Jason Negri’s recent article on the importance of pre-professional programs and job training is a valuable contribution, coming as it does from someone with personal experience in alumni relations. His words about “entering ‘the world’ ready to sanctify the workplace” provide an important insight into the real significance of job preparation. However, though his point is well made, and the University must needs prepare students for careers, certain of his remarks on the “elitist” ideal of liberal education, “an. . . ideal whose time is past,” could be taken to convey a common modern prejudice, though one he may not actually share.

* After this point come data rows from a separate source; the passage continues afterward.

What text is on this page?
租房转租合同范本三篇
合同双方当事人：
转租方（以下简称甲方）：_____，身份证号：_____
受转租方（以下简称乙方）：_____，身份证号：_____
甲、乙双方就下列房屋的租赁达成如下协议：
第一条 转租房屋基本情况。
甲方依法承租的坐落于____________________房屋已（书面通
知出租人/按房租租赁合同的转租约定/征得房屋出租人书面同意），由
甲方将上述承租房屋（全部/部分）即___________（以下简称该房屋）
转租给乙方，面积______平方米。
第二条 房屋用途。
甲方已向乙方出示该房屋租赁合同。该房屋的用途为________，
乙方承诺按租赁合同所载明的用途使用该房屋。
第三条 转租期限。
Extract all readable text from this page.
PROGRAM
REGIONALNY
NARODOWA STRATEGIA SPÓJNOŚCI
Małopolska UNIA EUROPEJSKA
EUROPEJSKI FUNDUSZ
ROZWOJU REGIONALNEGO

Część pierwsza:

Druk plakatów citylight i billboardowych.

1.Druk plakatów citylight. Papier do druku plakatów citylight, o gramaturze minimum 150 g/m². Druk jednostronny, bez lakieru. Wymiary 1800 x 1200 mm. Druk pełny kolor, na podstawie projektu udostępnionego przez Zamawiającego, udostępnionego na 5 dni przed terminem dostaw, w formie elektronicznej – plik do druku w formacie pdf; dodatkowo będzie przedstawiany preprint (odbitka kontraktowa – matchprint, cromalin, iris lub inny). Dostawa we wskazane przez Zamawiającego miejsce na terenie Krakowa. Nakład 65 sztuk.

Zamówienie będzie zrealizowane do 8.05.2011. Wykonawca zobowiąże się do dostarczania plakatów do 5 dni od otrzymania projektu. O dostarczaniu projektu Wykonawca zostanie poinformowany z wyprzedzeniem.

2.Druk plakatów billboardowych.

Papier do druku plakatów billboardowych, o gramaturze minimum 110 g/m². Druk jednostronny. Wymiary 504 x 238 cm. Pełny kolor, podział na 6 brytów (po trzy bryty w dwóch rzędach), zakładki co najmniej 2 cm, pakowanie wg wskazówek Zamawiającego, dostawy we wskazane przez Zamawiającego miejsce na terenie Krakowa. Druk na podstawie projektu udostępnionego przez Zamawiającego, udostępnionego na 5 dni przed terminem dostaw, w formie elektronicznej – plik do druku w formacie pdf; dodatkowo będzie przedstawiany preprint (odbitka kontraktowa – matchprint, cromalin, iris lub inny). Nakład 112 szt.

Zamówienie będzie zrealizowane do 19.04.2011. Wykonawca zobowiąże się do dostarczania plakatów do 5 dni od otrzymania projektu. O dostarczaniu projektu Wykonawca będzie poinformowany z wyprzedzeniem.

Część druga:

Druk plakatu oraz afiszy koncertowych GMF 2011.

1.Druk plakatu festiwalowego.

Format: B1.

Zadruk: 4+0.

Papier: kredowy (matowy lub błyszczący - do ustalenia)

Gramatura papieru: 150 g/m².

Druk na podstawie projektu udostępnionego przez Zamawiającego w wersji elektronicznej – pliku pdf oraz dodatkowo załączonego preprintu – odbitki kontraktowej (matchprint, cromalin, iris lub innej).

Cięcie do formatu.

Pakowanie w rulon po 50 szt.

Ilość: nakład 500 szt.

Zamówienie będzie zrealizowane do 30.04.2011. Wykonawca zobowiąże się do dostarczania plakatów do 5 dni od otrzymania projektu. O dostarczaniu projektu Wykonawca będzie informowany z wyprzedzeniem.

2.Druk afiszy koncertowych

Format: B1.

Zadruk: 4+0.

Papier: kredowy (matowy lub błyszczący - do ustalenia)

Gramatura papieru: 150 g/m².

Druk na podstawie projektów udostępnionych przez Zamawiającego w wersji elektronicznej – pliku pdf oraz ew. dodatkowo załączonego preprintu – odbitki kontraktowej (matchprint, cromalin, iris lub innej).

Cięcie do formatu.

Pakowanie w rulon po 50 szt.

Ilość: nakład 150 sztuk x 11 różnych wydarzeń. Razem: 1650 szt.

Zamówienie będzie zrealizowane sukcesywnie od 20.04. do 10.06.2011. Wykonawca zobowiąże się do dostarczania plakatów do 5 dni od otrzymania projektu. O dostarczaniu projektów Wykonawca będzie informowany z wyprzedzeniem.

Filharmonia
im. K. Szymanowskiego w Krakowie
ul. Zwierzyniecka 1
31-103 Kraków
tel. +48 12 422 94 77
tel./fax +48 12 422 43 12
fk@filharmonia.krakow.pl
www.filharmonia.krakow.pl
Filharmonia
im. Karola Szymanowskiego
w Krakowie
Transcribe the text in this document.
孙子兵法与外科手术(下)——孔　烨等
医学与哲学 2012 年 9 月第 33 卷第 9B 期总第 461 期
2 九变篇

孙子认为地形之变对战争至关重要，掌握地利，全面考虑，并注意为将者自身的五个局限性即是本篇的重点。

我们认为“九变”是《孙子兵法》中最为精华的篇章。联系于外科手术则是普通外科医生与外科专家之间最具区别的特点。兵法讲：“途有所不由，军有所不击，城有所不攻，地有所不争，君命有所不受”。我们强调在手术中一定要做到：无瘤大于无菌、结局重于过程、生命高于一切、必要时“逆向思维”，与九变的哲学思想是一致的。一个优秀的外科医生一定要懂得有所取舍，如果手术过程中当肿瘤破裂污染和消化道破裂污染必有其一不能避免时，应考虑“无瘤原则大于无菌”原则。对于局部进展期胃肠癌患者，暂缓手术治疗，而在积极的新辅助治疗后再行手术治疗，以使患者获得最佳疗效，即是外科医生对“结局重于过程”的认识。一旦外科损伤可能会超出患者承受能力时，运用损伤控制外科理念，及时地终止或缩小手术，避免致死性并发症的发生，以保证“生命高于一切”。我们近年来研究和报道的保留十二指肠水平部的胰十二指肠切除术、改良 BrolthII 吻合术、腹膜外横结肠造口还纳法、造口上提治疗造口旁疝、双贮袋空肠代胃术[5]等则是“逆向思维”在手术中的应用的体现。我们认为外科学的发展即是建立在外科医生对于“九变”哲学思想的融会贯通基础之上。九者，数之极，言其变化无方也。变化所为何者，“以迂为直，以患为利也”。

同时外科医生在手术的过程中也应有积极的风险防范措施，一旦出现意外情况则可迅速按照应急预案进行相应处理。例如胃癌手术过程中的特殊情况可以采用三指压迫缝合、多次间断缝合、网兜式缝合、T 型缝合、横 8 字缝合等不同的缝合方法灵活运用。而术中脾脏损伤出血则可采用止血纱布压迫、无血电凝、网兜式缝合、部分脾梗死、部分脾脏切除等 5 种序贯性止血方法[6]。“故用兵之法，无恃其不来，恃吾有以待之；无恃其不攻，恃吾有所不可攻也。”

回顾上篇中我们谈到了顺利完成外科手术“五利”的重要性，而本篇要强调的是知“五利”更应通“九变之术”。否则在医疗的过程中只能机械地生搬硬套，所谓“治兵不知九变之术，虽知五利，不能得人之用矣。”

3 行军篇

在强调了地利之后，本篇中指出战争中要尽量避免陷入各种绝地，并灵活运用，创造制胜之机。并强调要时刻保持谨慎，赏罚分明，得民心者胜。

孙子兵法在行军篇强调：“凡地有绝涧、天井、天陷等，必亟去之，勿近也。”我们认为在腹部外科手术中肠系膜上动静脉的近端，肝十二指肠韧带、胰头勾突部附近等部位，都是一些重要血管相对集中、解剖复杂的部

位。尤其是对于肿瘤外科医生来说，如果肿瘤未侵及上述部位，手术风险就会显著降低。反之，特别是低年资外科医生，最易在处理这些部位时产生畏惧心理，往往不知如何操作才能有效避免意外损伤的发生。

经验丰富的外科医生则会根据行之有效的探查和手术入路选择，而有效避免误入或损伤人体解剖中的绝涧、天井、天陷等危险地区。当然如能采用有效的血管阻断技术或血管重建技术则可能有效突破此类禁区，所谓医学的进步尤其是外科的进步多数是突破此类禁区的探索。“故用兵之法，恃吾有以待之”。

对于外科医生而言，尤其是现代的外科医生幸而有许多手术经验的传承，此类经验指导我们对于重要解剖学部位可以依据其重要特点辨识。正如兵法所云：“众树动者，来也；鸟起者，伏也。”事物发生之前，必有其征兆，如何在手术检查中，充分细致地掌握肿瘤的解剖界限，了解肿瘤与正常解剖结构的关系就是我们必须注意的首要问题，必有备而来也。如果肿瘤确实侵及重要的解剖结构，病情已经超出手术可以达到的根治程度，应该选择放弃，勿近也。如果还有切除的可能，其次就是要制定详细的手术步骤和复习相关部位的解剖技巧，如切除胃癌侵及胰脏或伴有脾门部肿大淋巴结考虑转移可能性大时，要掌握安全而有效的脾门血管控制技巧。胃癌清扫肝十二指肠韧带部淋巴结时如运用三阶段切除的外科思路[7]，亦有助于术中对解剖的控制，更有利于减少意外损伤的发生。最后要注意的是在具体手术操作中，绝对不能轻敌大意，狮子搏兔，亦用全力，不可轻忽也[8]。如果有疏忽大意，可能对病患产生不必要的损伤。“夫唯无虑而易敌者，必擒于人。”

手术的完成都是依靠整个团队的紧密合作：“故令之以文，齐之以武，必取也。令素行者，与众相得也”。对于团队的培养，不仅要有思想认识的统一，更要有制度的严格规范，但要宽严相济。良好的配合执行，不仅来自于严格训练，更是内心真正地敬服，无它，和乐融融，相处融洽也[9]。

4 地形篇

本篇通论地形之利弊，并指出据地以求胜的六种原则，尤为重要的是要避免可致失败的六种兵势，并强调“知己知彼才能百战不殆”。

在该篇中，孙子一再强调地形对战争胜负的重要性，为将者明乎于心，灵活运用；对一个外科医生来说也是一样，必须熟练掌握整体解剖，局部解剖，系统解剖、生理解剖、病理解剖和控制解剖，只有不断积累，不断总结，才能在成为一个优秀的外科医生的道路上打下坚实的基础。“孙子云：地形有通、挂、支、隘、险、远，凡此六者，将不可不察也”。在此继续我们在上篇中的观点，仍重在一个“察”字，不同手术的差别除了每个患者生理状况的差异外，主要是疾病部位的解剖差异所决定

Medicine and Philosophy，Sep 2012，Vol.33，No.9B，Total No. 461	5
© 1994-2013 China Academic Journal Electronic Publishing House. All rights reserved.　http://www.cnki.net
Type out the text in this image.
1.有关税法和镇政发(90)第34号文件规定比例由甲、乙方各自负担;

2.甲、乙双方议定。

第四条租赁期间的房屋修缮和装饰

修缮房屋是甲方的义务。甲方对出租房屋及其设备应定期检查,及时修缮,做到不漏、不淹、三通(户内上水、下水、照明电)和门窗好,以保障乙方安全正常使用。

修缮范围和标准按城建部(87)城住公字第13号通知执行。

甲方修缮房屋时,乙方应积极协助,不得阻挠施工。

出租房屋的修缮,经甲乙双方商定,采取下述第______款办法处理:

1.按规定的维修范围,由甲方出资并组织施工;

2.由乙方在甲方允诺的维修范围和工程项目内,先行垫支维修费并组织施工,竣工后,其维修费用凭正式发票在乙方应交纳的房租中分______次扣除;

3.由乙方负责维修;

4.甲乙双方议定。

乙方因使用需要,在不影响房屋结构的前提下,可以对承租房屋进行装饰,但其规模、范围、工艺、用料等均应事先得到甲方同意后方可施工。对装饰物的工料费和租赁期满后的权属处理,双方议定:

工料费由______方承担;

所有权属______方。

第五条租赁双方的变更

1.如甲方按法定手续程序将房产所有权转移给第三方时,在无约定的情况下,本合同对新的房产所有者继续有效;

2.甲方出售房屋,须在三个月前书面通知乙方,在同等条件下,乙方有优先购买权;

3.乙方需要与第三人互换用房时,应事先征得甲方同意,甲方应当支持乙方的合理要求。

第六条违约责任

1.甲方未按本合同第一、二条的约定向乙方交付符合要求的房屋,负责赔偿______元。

There is nothing “medieval” about the ideal of a liberal education. If such learning was emphasized more in the Middle Ages than it is today, this was at least in part because the Middle Ages realized more clearly the inherent value of truth and being, apart from technological skill. (This did not keep St. Bonaventure from showing how all arts, even the mechanical, can be brought back to God.) If our age values practical knowledge more than liberal, it is in part because of Francis Bacon’s notion that “knowledge is power,” an idea which, though influential in our technical progress, has greatly harmed the search for truth in the last few centuries. I do not think Mr. Negri really holds this extremely pragmatic view. I merely think that some of his words reveal a certain “chronological snobbery,” and contempt for the past which is all too common in modern universities.
If liberal education is truly a good which perfects our human nature, then the time of day doesn’t much matter. Again, to speak of liberal education as “ivory tower,” “elitist,” “myopic,” or “not looking beyond the rhetoric,” seems to suggest that the perfection of the intellect which liberal education seeks is something merely for the snobbish and sophisticated, a matter of vanity. Though we well know that intellectual pride is always a danger, this should not stop us from seeking to develop the faculties that make us distinctively human.
Mr. Negri is on target when he reminds us that, like it or not, we must prepare to enter the work force. And many of his remarks show that he truly does appreciate the value of knowledge for its own sake. I simply feel that certain of his statements seem to show disdain for the liberal arts, as if they were not useful in the long run—a view only too common among our contemporaries.